Imposición lingüística: el caso de Canet

Hace tiempo que se sabe que el nacionalismo es una patología política que engendra los mayores males para la sociedad que lo padece. Con razón, el que fuera presidente de la República Francesa, el socialista François Mitterrand, afirmó que “El nacionalismo es la guerra”; y el antiguo presidente de la Comisión Europea, Jean Claude Juncker, aseveró que “El nacionalismo es veneno”.
“Guerra” y “veneno”, dos adecuados y expresivos conceptos que dejan claro qué es el nacionalismo y a qué degradación y ruina puede llevar a la población que lo sufra.
Desde el punto de vista político, España, como Estado, sufre, por desgracia, los llamados nacionalismos periféricos en las Comunidades de Cataluña, País Vasco y Galicia, aunque ahora el fenómeno se está recrudeciendo en Baleares y Valencia.
En todas estas Regiones autónomas el nacionalismo -con sus secuelas de intolerancia, separatismo, imposición lingüística y división social- ha conquistado el poder gracias a la izquierda política, que ha abandonado su tradicional carácter internacionalista y se ha convertido en su aliada.
En efecto, la izquierda de nuestros días padece de estrabismo político al considerar al nacionalismo una fuerza progresista, cuando es lo contrario: el nacionalismo es una posición políticamente retrógrada, fosilizada, inmadura.

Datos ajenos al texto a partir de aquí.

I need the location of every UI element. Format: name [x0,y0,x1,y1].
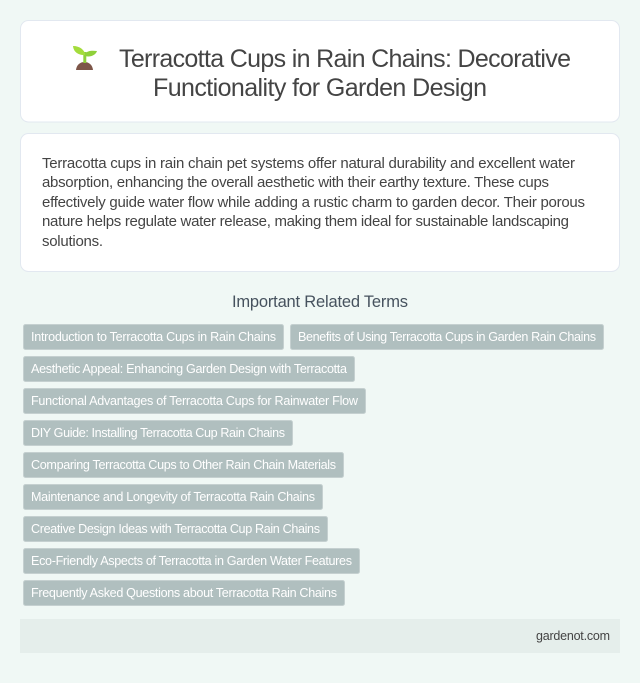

Aquí reside la fuerza de los particularismos españoles: en la incomprensible ayuda que le brinda una izquierda desorientada que ve progreso en el nacionalismo, cuando es todo lo contrario. Este es el fondo del problema. Así se explica el auge de los nacionalismos que atenazan y condicionan la vida social y política de la España de nuestros días.
Si bien es verdad que todos los Gobiernos desde 1978, sean de izquierda o de derecha, han hecho concesiones a los nacionalismos periféricos, es el actual Gobierno que preside Pedro Sánchez el que, por necesitar los votos de los nacionalistas para mantenerse en el poder, está llevando a cabo el mayor desmantelamiento del Estado, colocándolo en una situación de dramática debilidad.
Es así como ha concedido un régimen penitenciario privilegiado a los sediciosos catalanes, les ha indultado y ordenado a la Fiscalía y Abogacía del Estado que no persigan o se allanen en los procesos abiertos contra aquellos. Por eso Sánchez cortocircuita las instancias judiciales, pues no quiere que Puigdemont sea entregado.
Por eso, a cambio de los votos de Rufián, Junqueras y Otegi, Pedro Sánchez calla en el escandaloso e intolerable caso del niño de Canet de Mar.
No sé qué más se necesita después de este bochornoso suceso, que revela un alto grado de odio nacionalista y el silencio censurable de un Gobierno que antepone su permanencia en el poder a la defensa de la justicia y de los derechos de los ciudadanos.